By Eric Marchese
Think a play that features a dog and 19 cats is about pets? Think again.
True, Christian O’Reilly’s play “Chapatti” places its canine and feline characters front and center – but only to illustrate the personality traits of two people in particular and human nature in general.
Laguna Playhouse has essentially imported the entire production of the 2014 play from Solana Beach’s North Coast Repertory Theatre, where it got its Southern California premiere last fall. And since Judith Ivey was unavailable to direct the show again, NCR’s David Ellenstein has stepped in to re-stage it in Laguna.
“Chapatti” peers into the suburban Dublin homes of Dan (Mark Bramhall), a retired laborer, and Betty (Anabella Price), a widowed nurse who works as a caretaker for the elderly.
Earlier in life, while in London, Dan took a liking to Indian cuisine, so when a friendly terrier adopted him, he named it after a type of Indian flatbread and took it home. Self-described “crazy cat-lady” Betty has 19 kitties who function almost like her children.
From the experiences and emotions of these two people, playwright O’Reilly crafts an engaging, richly rewarding drama that’s universal in its appeal even as it’s intensely personal.
“Chapatti” smartly avoids the kinds of clichés lesser writers would most surely apply, given the same premise. First would be making Betty a widow, Dan a widower. Another is creating a “meet cute” between them. A third would be to set up a “cat versus dog” adversity, then, through artifice, replacing that stance with something less extreme.
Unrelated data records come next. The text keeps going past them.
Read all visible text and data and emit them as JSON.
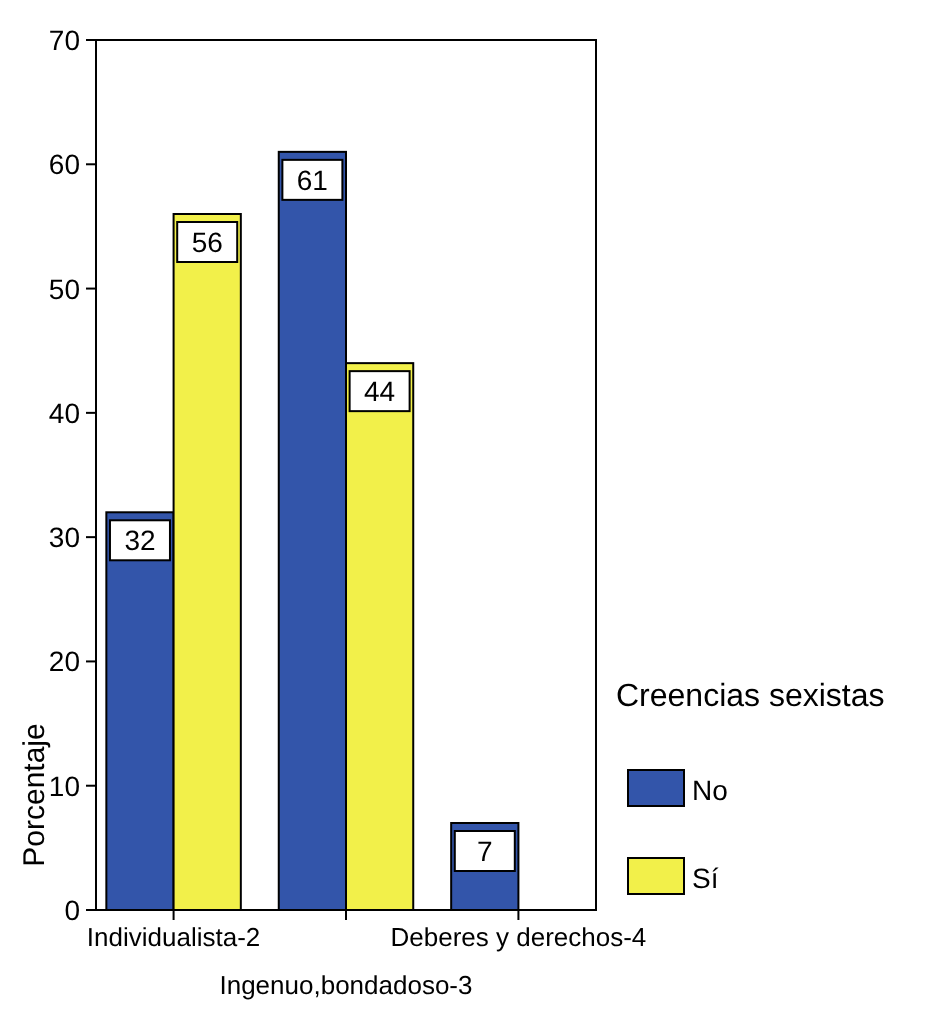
{
  "chart_data": {
    "type": "bar",
    "ylabel": "Porcentaje",
    "legend_title": "Creencias sexistas",
    "legend": "right",
    "categories": [
      "Individualista-2",
      "Ingenuo,bondadoso-3",
      "Deberes y derechos-4"
    ],
    "series": [
      {
        "name": "No",
        "color": "#3355aa",
        "values": [
          32,
          61,
          7
        ]
      },
      {
        "name": "Sí",
        "color": "#f2f04a",
        "values": [
          56,
          44,
          null
        ]
      }
    ],
    "ylim": [
      0,
      70
    ],
    "yticks": [
      0,
      10,
      20,
      30,
      40,
      50,
      60,
      70
    ],
    "data_labels": true
  }
}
As distinctive is Dan and Betty’s breaking the fourth wall, addressing us directly, letting us in on their most private thoughts and feelings – intimacy that’s emphasized by Ellenstein’s fine staging.
A focal plot element is Dan’s emotional devastation since the death of his mistress, Martha, who couldn’t bring herself to leave her husband. Now lacking a sense of purpose, Dan labors under the conviction that Martha is in heaven waiting for him to join her.
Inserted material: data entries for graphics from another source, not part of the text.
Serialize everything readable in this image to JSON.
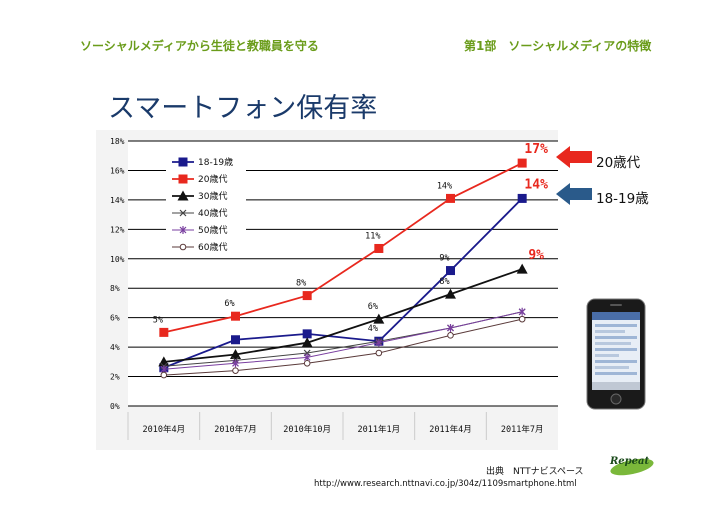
{
  "header": {
    "left": "ソーシャルメディアから生徒と教職員を守る",
    "right": "第1部　ソーシャルメディアの特徴"
  },
  "page_title": "スマートフォン保有率",
  "chart_data": {
    "type": "line",
    "title": "スマートフォン保有率",
    "categories": [
      "2010年4月",
      "2010年7月",
      "2010年10月",
      "2011年1月",
      "2011年4月",
      "2011年7月"
    ],
    "y_ticks": [
      "0%",
      "2%",
      "4%",
      "6%",
      "8%",
      "10%",
      "12%",
      "14%",
      "16%",
      "18%"
    ],
    "ylim": [
      0,
      18
    ],
    "series": [
      {
        "name": "18-19歳",
        "color": "#1a1a8c",
        "marker": "square",
        "values": [
          2.6,
          4.5,
          4.9,
          4.4,
          9.2,
          14.1
        ]
      },
      {
        "name": "20歳代",
        "color": "#e8281e",
        "marker": "square",
        "values": [
          5.0,
          6.1,
          7.5,
          10.7,
          14.1,
          16.5
        ]
      },
      {
        "name": "30歳代",
        "color": "#111111",
        "marker": "triangle",
        "values": [
          3.0,
          3.5,
          4.3,
          5.9,
          7.6,
          9.3
        ]
      },
      {
        "name": "40歳代",
        "color": "#444444",
        "marker": "x",
        "values": [
          2.7,
          3.1,
          3.6,
          4.4,
          5.3,
          6.4
        ]
      },
      {
        "name": "50歳代",
        "color": "#7a3fa0",
        "marker": "star",
        "values": [
          2.5,
          2.9,
          3.3,
          4.3,
          5.3,
          6.4
        ]
      },
      {
        "name": "60歳代",
        "color": "#5a3a3a",
        "marker": "circle",
        "values": [
          2.1,
          2.4,
          2.9,
          3.6,
          4.8,
          5.9
        ]
      }
    ],
    "data_labels": [
      {
        "text": "5%",
        "series": 1,
        "index": 0,
        "pos": "above"
      },
      {
        "text": "6%",
        "series": 1,
        "index": 1,
        "pos": "above"
      },
      {
        "text": "8%",
        "series": 1,
        "index": 2,
        "pos": "above"
      },
      {
        "text": "11%",
        "series": 1,
        "index": 3,
        "pos": "above"
      },
      {
        "text": "14%",
        "series": 1,
        "index": 4,
        "pos": "above"
      },
      {
        "text": "6%",
        "series": 2,
        "index": 3,
        "pos": "above"
      },
      {
        "text": "4%",
        "series": 0,
        "index": 3,
        "pos": "above"
      },
      {
        "text": "9%",
        "series": 0,
        "index": 4,
        "pos": "above"
      },
      {
        "text": "8%",
        "series": 2,
        "index": 4,
        "pos": "above"
      }
    ],
    "highlight_labels": [
      {
        "text": "17%",
        "color": "#e8281e",
        "series": 1
      },
      {
        "text": "14%",
        "color": "#e8281e",
        "series": 0
      },
      {
        "text": "9%",
        "color": "#e8281e",
        "series": 2
      }
    ]
  },
  "callouts": [
    {
      "label": "20歳代",
      "color": "#e8281e"
    },
    {
      "label": "18-19歳",
      "color": "#2a5a8a"
    }
  ],
  "source": {
    "line1": "出典　NTTナビスペース",
    "line2": "http://www.research.nttnavi.co.jp/304z/1109smartphone.html",
    "logo_text": "Repeat"
  }
}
Those beliefs compel him to find a new home for Chapatti so he can take his own life. That aspect pulls “Chapatti” out of the realm of a simplistic, feel-good romantic comedy about stereotypically lonely, elderly adults; we instead have a theatrical property that respects the maturity, intelligence and sensitivity of its audience.
Nor is “Chapatti” cut-and-dried in terms of its two focal characters. Betty isn’t simply a proverbial life-affirming soul nor Dan someone whose emotions have shut down. However unjudgmental, Betty gets in plenty of zingers, while Dan doesn’t keep that tight a rein on his feelings.
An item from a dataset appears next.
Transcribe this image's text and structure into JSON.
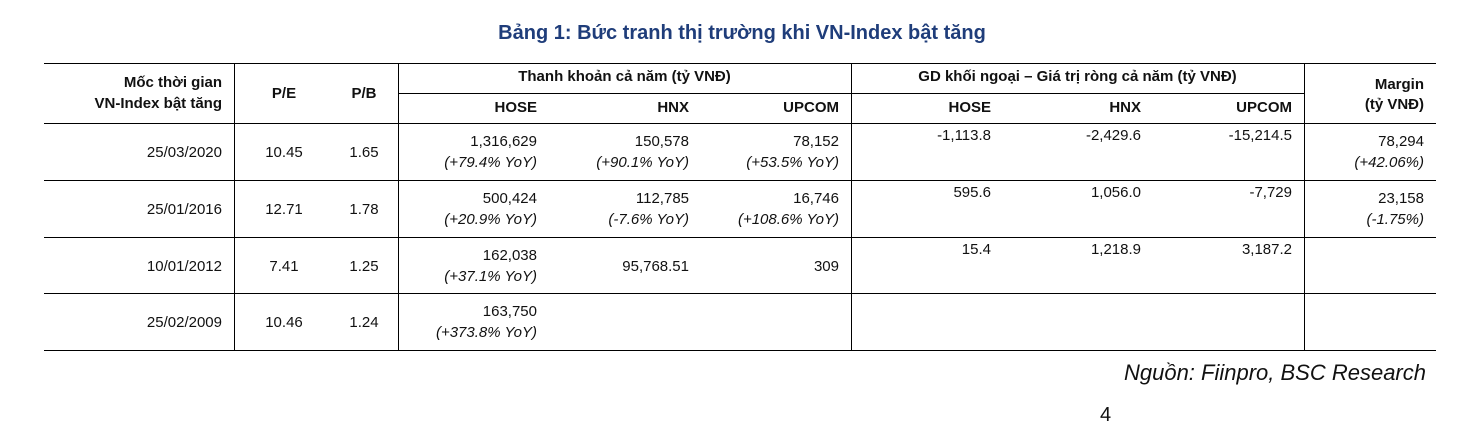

Both characters are utterly candid with us, themselves and, on occasion, each other. Both have withdrawn from human contact and deeply appreciate their pets’ unconditional love. And though their connection is based in friendship, each confides to us that they’ve secretly begun to take a shine to the other well beyond the platonic.
In Laguna, “Chapatti” becomes a meditation on aging, loss, romances run aground or cut short, and the kinds of complex bargaining we do with ourselves when life takes unexpected turns.
In the hands of its two stars, director Ellenstein and the North Coast production team, “Chapatti” is earthy and honest yet poetic in every regard – language, dialogue and style – and markedly Irish in its bent for detail and nuance, its penchant for irony, and its sentiment, which is unabashed but never excessive.
The stars’ heavy Irish dialects are accurate and lifelike, often with a lilting, singsong quality. Bramhall deftly paints a portrait of a noble man riddled with guilt and self-doubt. His Dan doesn’t shy from candor about his shortcomings, and Dan’s anguish when describing his feelings for Martha is tangible and agonizingly real.
Price delivers Betty’s dry sarcasm plus everything Dan finds appealing – namely, Betty’s pragmatic smarts and the “crazy-lady laughter” he likens to “an iceberg melting into warm sea water.” Both actors benefit from O’Reilly’s playwriting prowess, which yields many a memorable line.
Marty Burnett’s handsomely detailed scenic design ingeniously splits the stage between Dan’s dismal, ramshackle flat and Betty’s more inviting home, all fronted by a width-of-the-stage greenbelt providing exteriors for Dan to walk Chapatti or visit his beloved Martha’s gravesite.
Melanie Chen’s sound design incorporates Irish instrumentals (and some ’70s American folk rock) that bolster the play’s solidly Gaelic feel and sensibility.